Most people have heard that lower-income individuals and families get subsidies to pay for premiums. But, in the media and online, a lot of folks figure it's the out-of-pocket costs (deductibles, co-pays etc.) that will still leave health care unaffordable for a lot of those families.
Rarely discussed in the media are the so-called "cost sharing subsidies" for people making up to 250 percent of the poverty line ($58,000 or below for a family of four). These rules sharply limit the copays and total out-of-pocket expenses those families will ever have to pay for health care.
Currently, the health insurance exchanges are structured around Bronze, Silver, Gold and Platinum plans, with Bronze plans having the highest potential out-of-pocket costs and Platinum plans having the least. However, if families and individuals below 250 percent of poverty choose a Silver plan, their out-of-pocket expense are more strictly limited.
How much are they limited?
Take the example of a family of four making $33,000 per year. That put them at 140 percent of the poverty line, too high generally to qualify for Medicaid even if expanded in their state, but they receive an $8,571 premium tax credit from the federal government, reducing their Silver Plan premium to no more than $1,129 per year.
So that family will have no deductible and a maximum yearly out-of-pocket limit of $2,250. Unless they get critically injured or ill, however, they'll be unlikely to get near that amount, since doctors' appointments will cost them $3 per visit ($5 for a specialist), X-rays will cost $5, generic drugs will cost $3 ($5 for brand name drugs) and mental health out-patient services will cost $3 per visit. These are the limits for families and individuals making up to 150 percent of the poverty line. Those making a bit more -- 150 percent to 200 percent of the poverty line -- will face higher copays - more like $15 for a doctor's visit and $5 for generic drugs.
For working families, these are plans that make insurance something they can actually afford to use. That every family up to 200 percent of the poverty line should, between the Medicaid expansion and health insurance subsidies, have decent health insurance available is the core accomplishment of Obamacare.
Now, for those making 200 percent to 250 percent of the poverty line, they will still have limited but significantly higher out-of-pocket limits ($5200 per year) and $40 doctor visits and $20 generic drug bills--more in line with an average workplace-based health insurance plan these days.
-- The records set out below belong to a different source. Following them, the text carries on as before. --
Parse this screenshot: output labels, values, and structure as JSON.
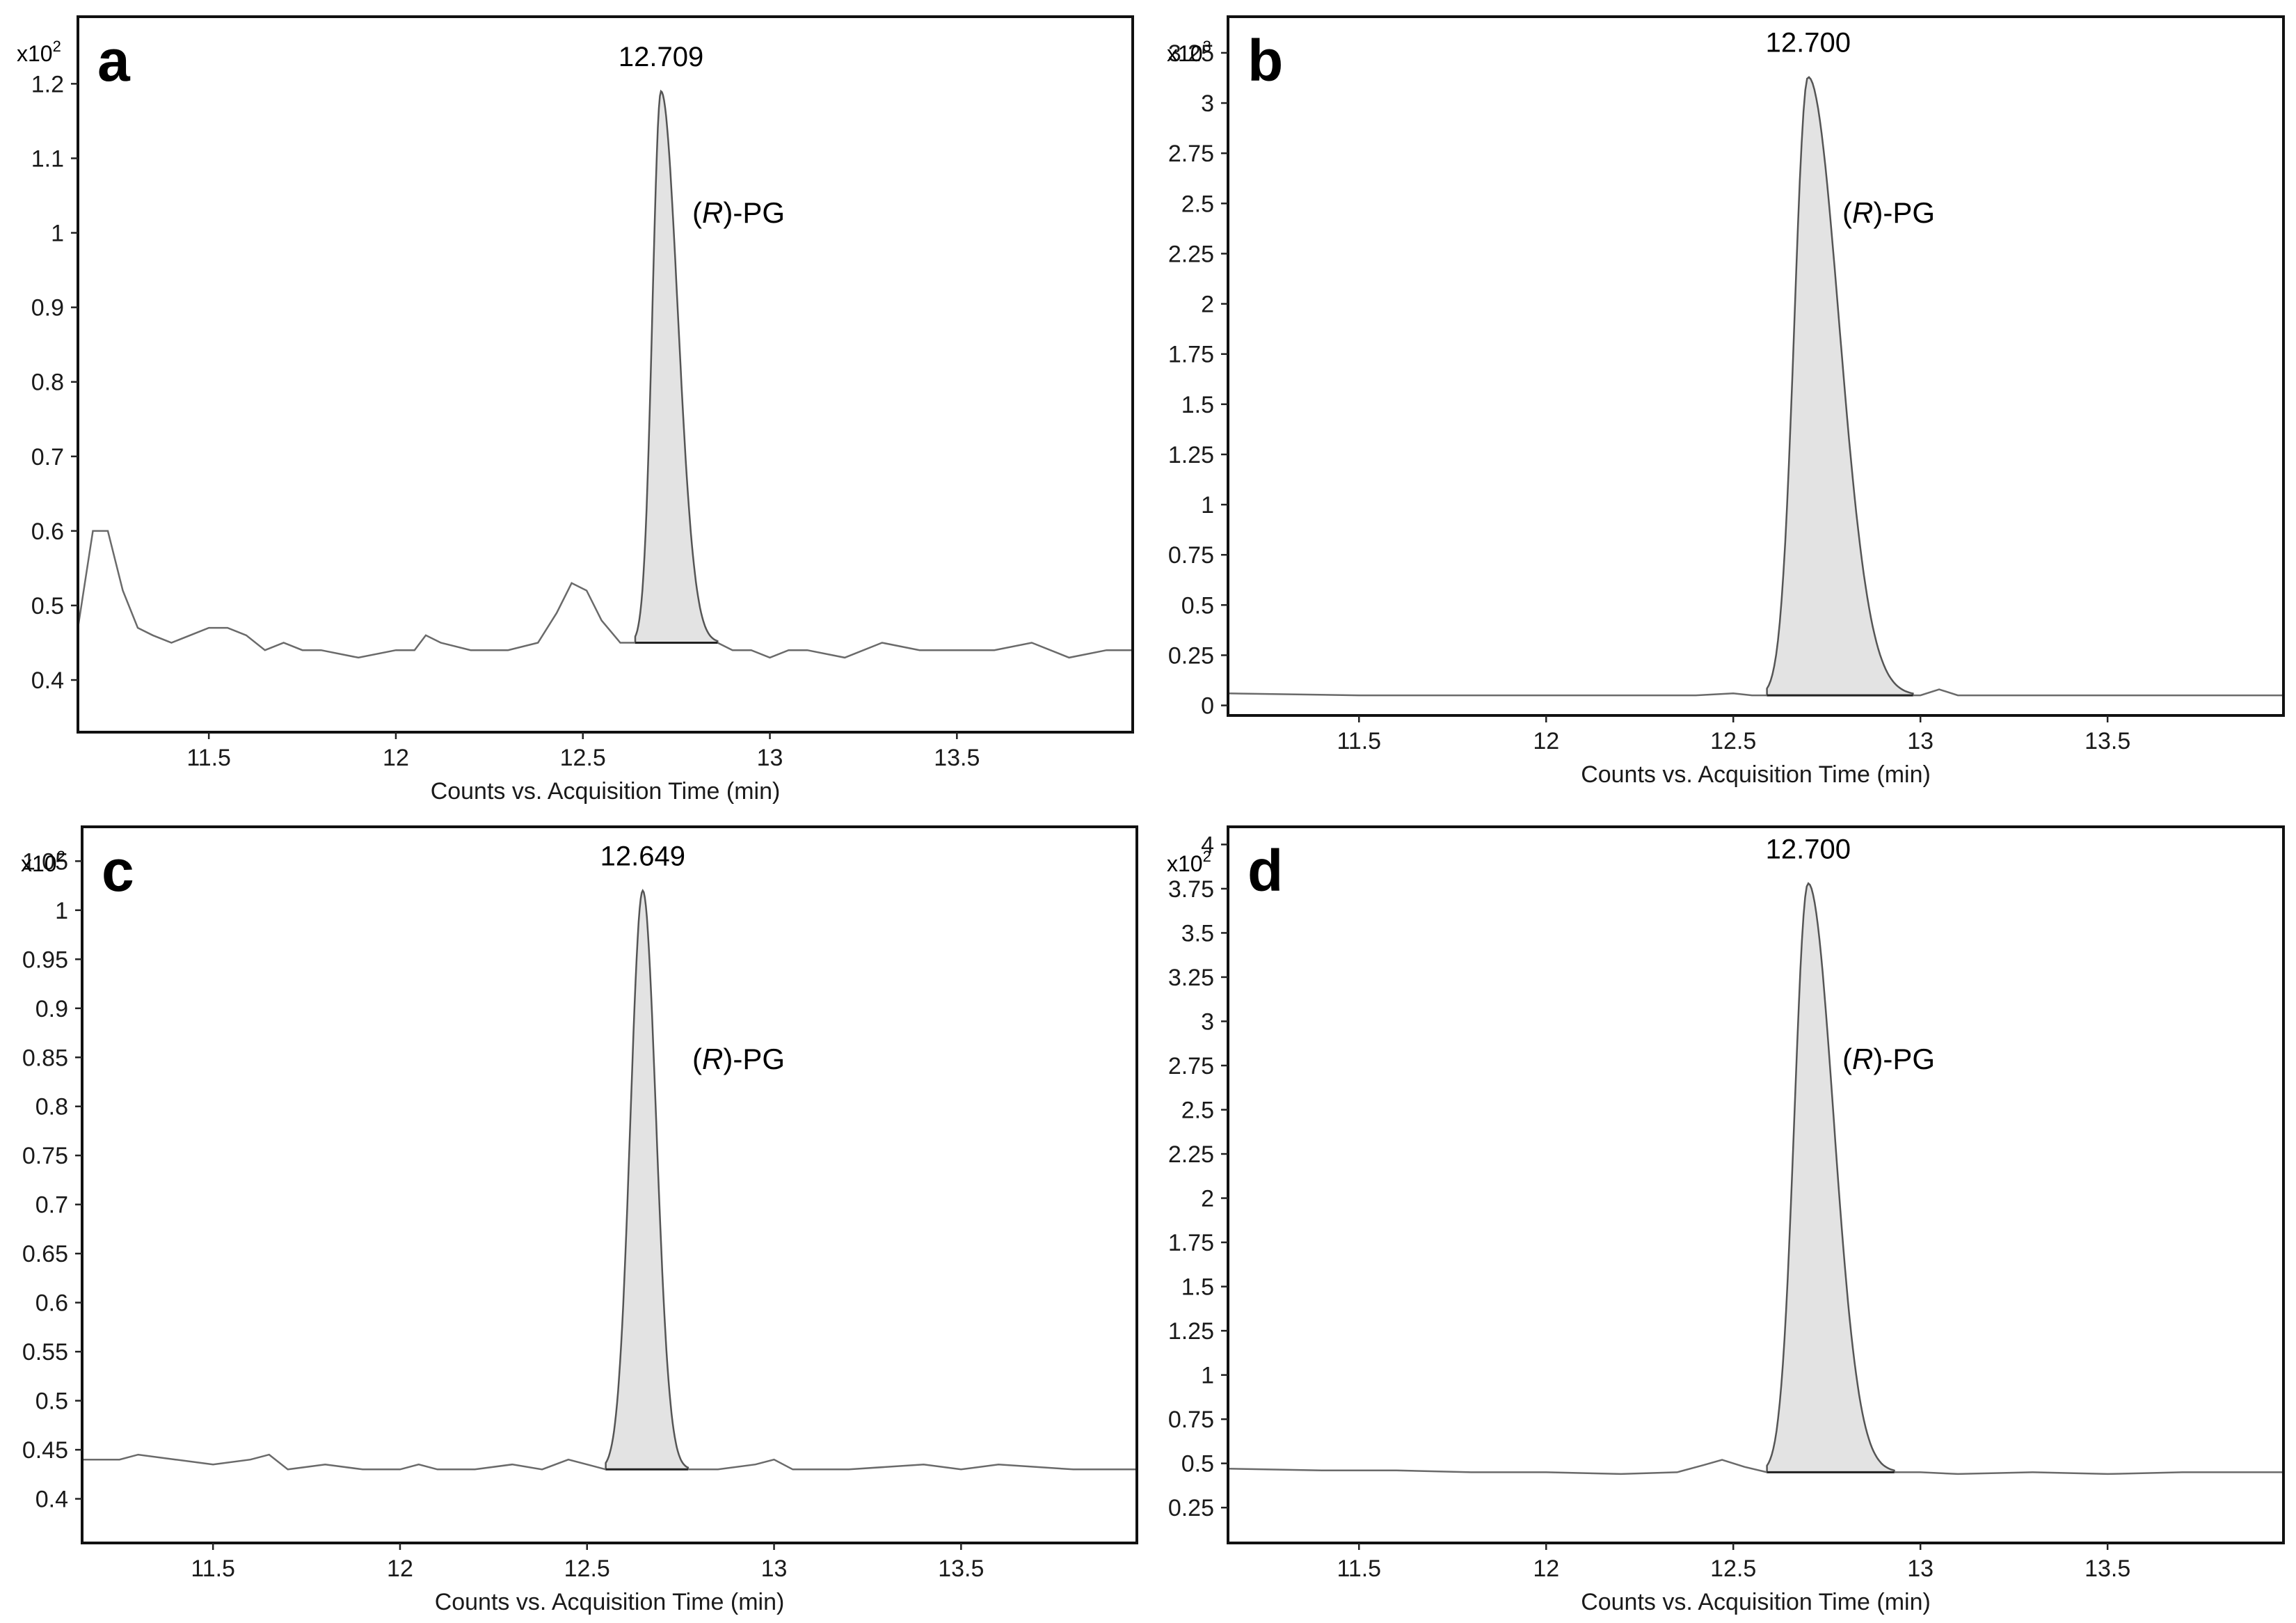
{
  "chart_data": [
    {
      "type": "line",
      "panel": "a",
      "exponent_base": "x10",
      "exponent_power": "2",
      "xlabel": "Counts vs. Acquisition Time (min)",
      "xlim": [
        11.15,
        13.97
      ],
      "ylim": [
        0.33,
        1.29
      ],
      "xticks": [
        "11.5",
        "12",
        "12.5",
        "13",
        "13.5"
      ],
      "yticks": [
        "0.4",
        "0.5",
        "0.6",
        "0.7",
        "0.8",
        "0.9",
        "1",
        "1.1",
        "1.2"
      ],
      "peak": {
        "retention_time": "12.709",
        "compound_prefix": "(",
        "compound_italic": "R",
        "compound_suffix": ")-PG",
        "start": 12.64,
        "apex": 12.709,
        "end": 12.86,
        "height": 1.19,
        "base": 0.45
      },
      "series": [
        {
          "x": [
            11.15,
            11.19,
            11.23,
            11.27,
            11.31,
            11.35,
            11.4,
            11.45,
            11.5,
            11.55,
            11.6,
            11.65,
            11.7,
            11.75,
            11.8,
            11.9,
            12.0,
            12.05,
            12.08,
            12.12,
            12.2,
            12.3,
            12.38,
            12.43,
            12.47,
            12.51,
            12.55,
            12.6,
            12.64,
            12.86,
            12.9,
            12.95,
            13.0,
            13.05,
            13.1,
            13.2,
            13.3,
            13.4,
            13.5,
            13.6,
            13.7,
            13.8,
            13.9,
            13.97
          ],
          "y": [
            0.47,
            0.6,
            0.6,
            0.52,
            0.47,
            0.46,
            0.45,
            0.46,
            0.47,
            0.47,
            0.46,
            0.44,
            0.45,
            0.44,
            0.44,
            0.43,
            0.44,
            0.44,
            0.46,
            0.45,
            0.44,
            0.44,
            0.45,
            0.49,
            0.53,
            0.52,
            0.48,
            0.45,
            0.45,
            0.45,
            0.44,
            0.44,
            0.43,
            0.44,
            0.44,
            0.43,
            0.45,
            0.44,
            0.44,
            0.44,
            0.45,
            0.43,
            0.44,
            0.44
          ]
        }
      ]
    },
    {
      "type": "line",
      "panel": "b",
      "exponent_base": "x10",
      "exponent_power": "3",
      "xlabel": "Counts vs. Acquisition Time (min)",
      "xlim": [
        11.15,
        13.97
      ],
      "ylim": [
        -0.05,
        3.43
      ],
      "xticks": [
        "11.5",
        "12",
        "12.5",
        "13",
        "13.5"
      ],
      "yticks": [
        "0",
        "0.25",
        "0.5",
        "0.75",
        "1",
        "1.25",
        "1.5",
        "1.75",
        "2",
        "2.25",
        "2.5",
        "2.75",
        "3",
        "3.25"
      ],
      "peak": {
        "retention_time": "12.700",
        "compound_prefix": "(",
        "compound_italic": "R",
        "compound_suffix": ")-PG",
        "start": 12.59,
        "apex": 12.7,
        "end": 12.98,
        "height": 3.13,
        "base": 0.05
      },
      "series": [
        {
          "x": [
            11.15,
            11.5,
            12.0,
            12.4,
            12.5,
            12.55,
            12.59,
            12.98,
            13.0,
            13.05,
            13.1,
            13.2,
            13.5,
            13.97
          ],
          "y": [
            0.06,
            0.05,
            0.05,
            0.05,
            0.06,
            0.05,
            0.05,
            0.05,
            0.05,
            0.08,
            0.05,
            0.05,
            0.05,
            0.05
          ]
        }
      ]
    },
    {
      "type": "line",
      "panel": "c",
      "exponent_base": "x10",
      "exponent_power": "2",
      "xlabel": "Counts vs. Acquisition Time (min)",
      "xlim": [
        11.15,
        13.97
      ],
      "ylim": [
        0.355,
        1.085
      ],
      "xticks": [
        "11.5",
        "12",
        "12.5",
        "13",
        "13.5"
      ],
      "yticks": [
        "0.4",
        "0.45",
        "0.5",
        "0.55",
        "0.6",
        "0.65",
        "0.7",
        "0.75",
        "0.8",
        "0.85",
        "0.9",
        "0.95",
        "1",
        "1.05"
      ],
      "peak": {
        "retention_time": "12.649",
        "compound_prefix": "(",
        "compound_italic": "R",
        "compound_suffix": ")-PG",
        "start": 12.55,
        "apex": 12.649,
        "end": 12.77,
        "height": 1.02,
        "base": 0.43
      },
      "series": [
        {
          "x": [
            11.15,
            11.25,
            11.3,
            11.4,
            11.5,
            11.6,
            11.65,
            11.7,
            11.8,
            11.9,
            12.0,
            12.05,
            12.1,
            12.2,
            12.3,
            12.38,
            12.45,
            12.5,
            12.55,
            12.77,
            12.85,
            12.95,
            13.0,
            13.05,
            13.2,
            13.4,
            13.5,
            13.6,
            13.8,
            13.97
          ],
          "y": [
            0.44,
            0.44,
            0.445,
            0.44,
            0.435,
            0.44,
            0.445,
            0.43,
            0.435,
            0.43,
            0.43,
            0.435,
            0.43,
            0.43,
            0.435,
            0.43,
            0.44,
            0.435,
            0.43,
            0.43,
            0.43,
            0.435,
            0.44,
            0.43,
            0.43,
            0.435,
            0.43,
            0.435,
            0.43,
            0.43
          ]
        }
      ]
    },
    {
      "type": "line",
      "panel": "d",
      "exponent_base": "x10",
      "exponent_power": "2",
      "xlabel": "Counts vs. Acquisition Time (min)",
      "xlim": [
        11.15,
        13.97
      ],
      "ylim": [
        0.05,
        4.1
      ],
      "xticks": [
        "11.5",
        "12",
        "12.5",
        "13",
        "13.5"
      ],
      "yticks": [
        "0.25",
        "0.5",
        "0.75",
        "1",
        "1.25",
        "1.5",
        "1.75",
        "2",
        "2.25",
        "2.5",
        "2.75",
        "3",
        "3.25",
        "3.5",
        "3.75",
        "4"
      ],
      "peak": {
        "retention_time": "12.700",
        "compound_prefix": "(",
        "compound_italic": "R",
        "compound_suffix": ")-PG",
        "start": 12.59,
        "apex": 12.7,
        "end": 12.93,
        "height": 3.78,
        "base": 0.45
      },
      "series": [
        {
          "x": [
            11.15,
            11.4,
            11.6,
            11.8,
            12.0,
            12.2,
            12.35,
            12.42,
            12.47,
            12.53,
            12.59,
            12.93,
            13.0,
            13.1,
            13.3,
            13.5,
            13.7,
            13.97
          ],
          "y": [
            0.47,
            0.46,
            0.46,
            0.45,
            0.45,
            0.44,
            0.45,
            0.49,
            0.52,
            0.48,
            0.45,
            0.45,
            0.45,
            0.44,
            0.45,
            0.44,
            0.45,
            0.45
          ]
        }
      ]
    }
  ]
}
While far more of a burden on these families than the plans for those below 200 percent of the poverty line, this is still a significant reduction in out-of-pocket costs compared to what's currently available in the individual insurance marketplace.
Most progressives recognize that Obamacare is just a step on the road to decent health coverage for all families. But the combination of premium tax credits and cost sharing subsidies limiting out-of-pocket expenses, especially for families up to 200 percent of the poverty line, will help to define exactly the limits on up front premium costs and out-of-pocket expenses that all families should expect from our health system.
As conservative critics snipe at Obamacare for out-of-pocket expenses being too high for families making more and not qualifying for these subsidies, we should be pointing to these formulas and agreeing that we need amendments to extend cost sharing subsidies to more families.
But progressives need to recognize that a model for $3 per doctor visit copays is embedded in Obamacare -- and we need to loudly demand that it be expanded until health care is affordable and usable on a day-to-day basis by every individual and family.